Since fwrite()
cannot apply encoding argument , how can i export csv file in specific encode as fast as fwrite()
? (fwrite()
As of writing this, fwrite does not support forcing encoding. There is a workaround that I use, but it's a bit more obtuse than I'd like. For your example:
readr::write_excel_csv(DT[,0],"DT.csv")
data.table::fwrite(DT,file = "DT.csv",append = T)
The first line will save only the headers of your data table to the CSV, defaulting to UTF-8 with the Byte order mark required to let Excel know that the file is encoded UTF-8. The fwrite statement then uses the append option to add additional lines to the original CSV. This retains the encoding from write_excel_csv, while maximizing the write speed.
If you work within R,
try this as working approach:
# You have DT
# DT is a data.table / data.frame
# DT$text contains any text data not encoded with 'utf-8'
library(data.table)
DT$text <– enc2utf8(DT$text) # it forces underlying data to be encoded with 'utf-8'
fwrite(DT, "DT.csv", bom = T) # Then save the file using ' bom = TRUE '
Hope that helps.
I know some people have already answered but I wanted to contribute a more holistic solution using the answer from user2554330.
# Encode data in UTF-8
for (col in colnames(DT)) {
names(DT) <- enc2utf8(names(DT)) # Column names need to be encoded too
DT[[col]] <- as.character(DT[[col]]) # Allows for enc2utf8() and Encoding()

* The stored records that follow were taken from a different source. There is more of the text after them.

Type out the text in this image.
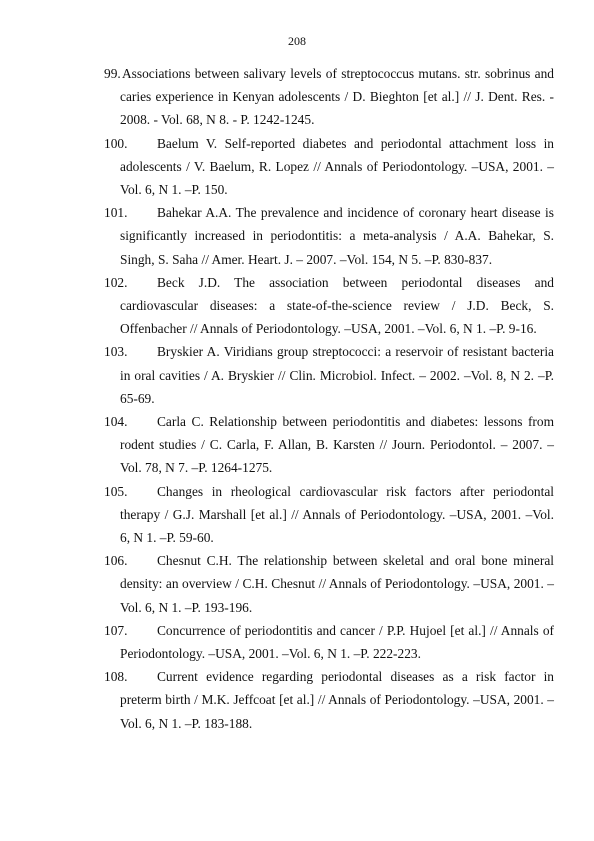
208
99. Associations between salivary levels of streptococcus mutans. str. sobrinus and caries experience in Kenyan adolescents / D. Bieghton [et al.] // J. Dent. Res. - 2008. - Vol. 68, N 8. - P. 1242-1245.
100.	Baelum V. Self-reported diabetes and periodontal attachment loss in adolescents / V. Baelum, R. Lopez // Annals of Periodontology. –USA, 2001. –Vol. 6, N 1. –P. 150.
101.	Bahekar A.A. The prevalence and incidence of coronary heart disease is significantly increased in periodontitis: a meta-analysis / A.A. Bahekar, S. Singh, S. Saha // Amer. Heart. J. – 2007. –Vol. 154, N 5. –P. 830-837.
102.	Beck J.D. The association between periodontal diseases and cardiovascular diseases: a state-of-the-science review / J.D. Beck, S. Offenbacher // Annals of Periodontology. –USA, 2001. –Vol. 6, N 1. –P. 9-16.
103.	Bryskier A. Viridians group streptococci: a reservoir of resistant bacteria in oral cavities / A. Bryskier // Clin. Microbiol. Infect. – 2002. –Vol. 8, N 2. –P. 65-69.
104.	Carla C. Relationship between periodontitis and diabetes: lessons from rodent studies / C. Carla, F. Allan, B. Karsten // Journ. Periodontol. – 2007. –Vol. 78, N 7. –P. 1264-1275.
105.	Changes in rheological cardiovascular risk factors after periodontal therapy / G.J. Marshall [et al.] // Annals of Periodontology. –USA, 2001. –Vol. 6, N 1. –P. 59-60.
106.	Chesnut C.H. The relationship between skeletal and oral bone mineral density: an overview / C.H. Chesnut // Annals of Periodontology. –USA, 2001. –Vol. 6, N 1. –P. 193-196.
107.	Concurrence of periodontitis and cancer / P.P. Hujoel [et al.] // Annals of Periodontology. –USA, 2001. –Vol. 6, N 1. –P. 222-223.
108.	Current evidence regarding periodontal diseases as a risk factor in preterm birth / M.K. Jeffcoat [et al.] // Annals of Periodontology. –USA, 2001. –Vol. 6, N 1. –P. 183-188.
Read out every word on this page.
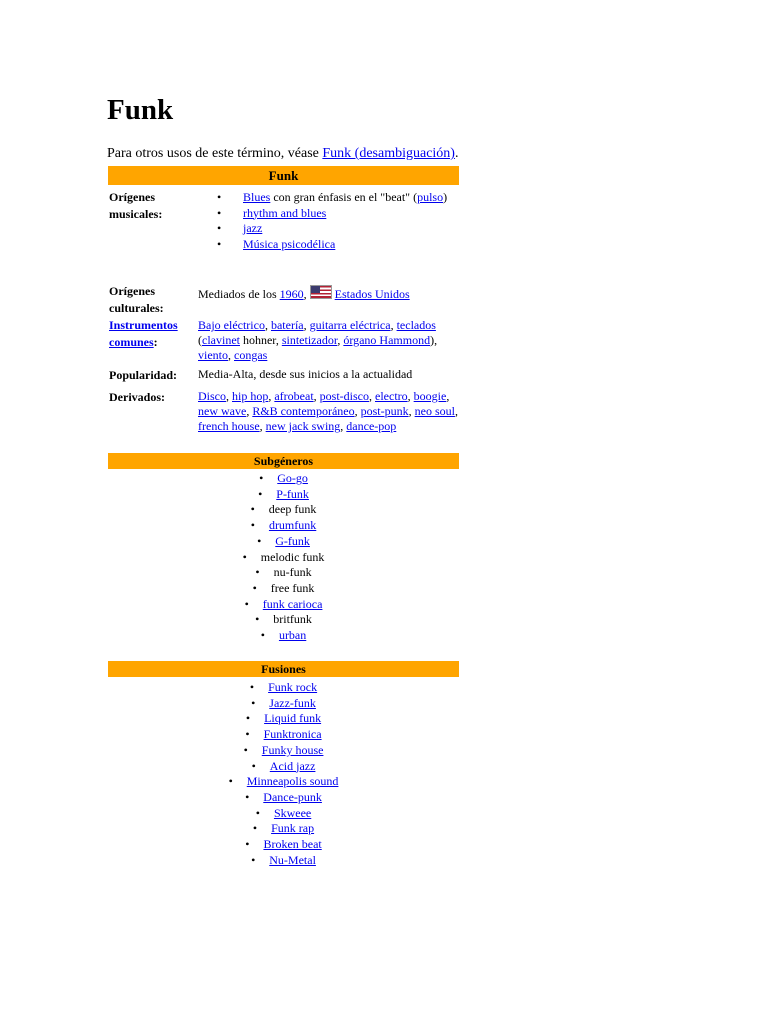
Funk
Para otros usos de este término, véase Funk (desambiguación).
Funk
Orígenes musicales:
• Blues con gran énfasis en el "beat" (pulso)
• rhythm and blues
• jazz
• Música psicodélica
Orígenes culturales:
Mediados de los 1960,
Estados Unidos
Instrumentos comunes:
Bajo eléctrico, batería, guitarra eléctrica, teclados (clavinet hohner, sintetizador, órgano Hammond), viento, congas
Popularidad:	Media-Alta, desde sus inicios a la actualidad
Derivados:	Disco, hip hop, afrobeat, post-disco, electro, boogie, new wave, R&B contemporáneo, post-punk, neo soul, french house, new jack swing, dance-pop
Subgéneros
• Go-go
• P-funk
• deep funk
• drumfunk
• G-funk
• melodic funk
• nu-funk
• free funk
• funk carioca
• britfunk
• urban
Fusiones
• Funk rock
• Jazz-funk
• Liquid funk
• Funktronica
• Funky house
• Acid jazz
• Minneapolis sound
• Dance-punk
• Skweee
• Funk rap
• Broken beat
• Nu-Metal
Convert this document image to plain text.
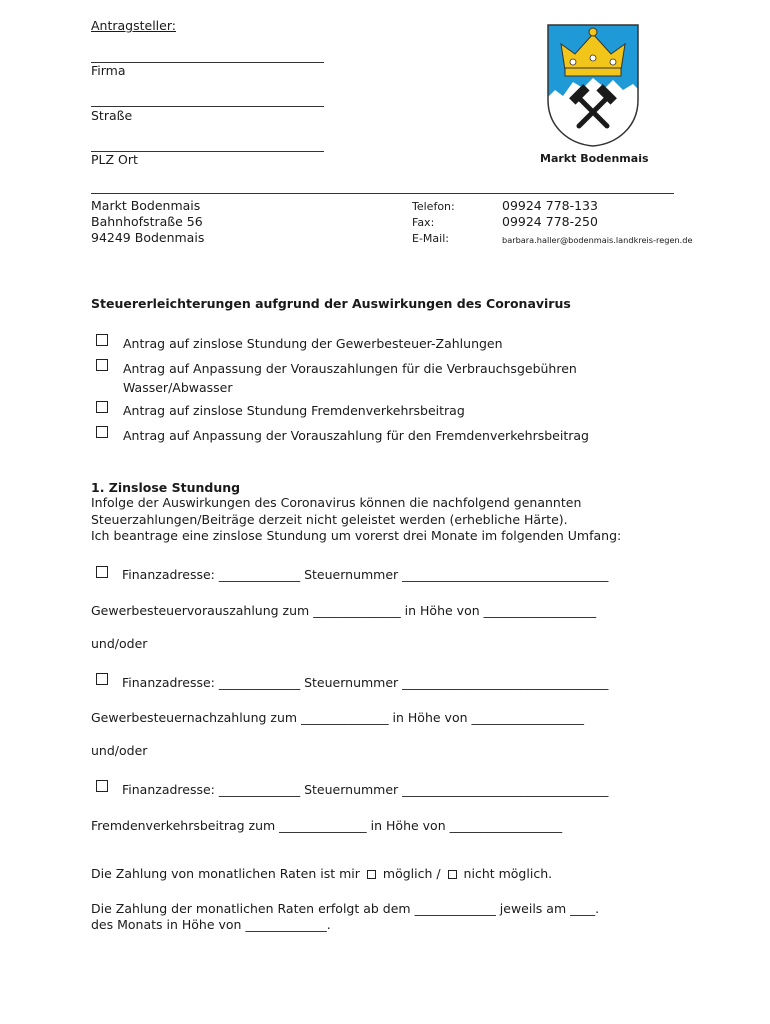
Antragsteller:
Firma
Straße
PLZ Ort	Markt Bodenmais
Markt Bodenmais
Bahnhofstraße 56
94249 Bodenmais
Telefon:	09924 778-133
Fax:	09924 778-250
E-Mail:	barbara.haller@bodenmais.landkreis-regen.de
Steuererleichterungen aufgrund der Auswirkungen des Coronavirus
Antrag auf zinslose Stundung der Gewerbesteuer-Zahlungen
Antrag auf Anpassung der Vorauszahlungen für die Verbrauchsgebühren
Wasser/Abwasser
Antrag auf zinslose Stundung Fremdenverkehrsbeitrag
Antrag auf Anpassung der Vorauszahlung für den Fremdenverkehrsbeitrag
1. Zinslose Stundung
Infolge der Auswirkungen des Coronavirus können die nachfolgend genannten
Steuerzahlungen/Beiträge derzeit nicht geleistet werden (erhebliche Härte).
Ich beantrage eine zinslose Stundung um vorerst drei Monate im folgenden Umfang:
Finanzadresse: _____________ Steuernummer _________________________________
Gewerbesteuervorauszahlung zum ______________ in Höhe von __________________
und/oder
Finanzadresse: _____________ Steuernummer _________________________________
Gewerbesteuernachzahlung zum ______________ in Höhe von __________________
und/oder
Finanzadresse: _____________ Steuernummer _________________________________
Fremdenverkehrsbeitrag zum ______________ in Höhe von __________________
Die Zahlung von monatlichen Raten ist mir möglich / nicht möglich.
Die Zahlung der monatlichen Raten erfolgt ab dem _____________ jeweils am ____.
des Monats in Höhe von _____________.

DT[[col]] <- enc2utf8(DT[[col]]) # same as users' answer
Encoding(DT[[col]]) <- "unknown"
}
fwrite(DT, "DT.csv", bom = T)
# When re-importing your data be sure to use encoding = "UTF-8"
DT2 <- fread("DT.csv", encoding = "UTF-8")
# DT2 should be identical to the original DT
This should work for any and all UTF-8 characters anywhere on a data.table
You should post a reproducible example, but I would guess you could do this by making sure the data in DT
is in UTF-8 within R, then setting the encoding of each column to "unknown". R will then assume the data is encoded in the native encoding when you write it out.
For example,
DF <- data.frame(text = "á", stringsAsFactors = FALSE)
DF$text <- enc2utf8(DF$text) # Only necessary if Encoding(DF$text) isn't "UTF-8"
Encoding(DF$text) <- "unknown"
data.table::fwrite(DF, "DF.csv", bom = TRUE)
If the columns of DF
are factors, you'll need to convert them to character vectors before this will work.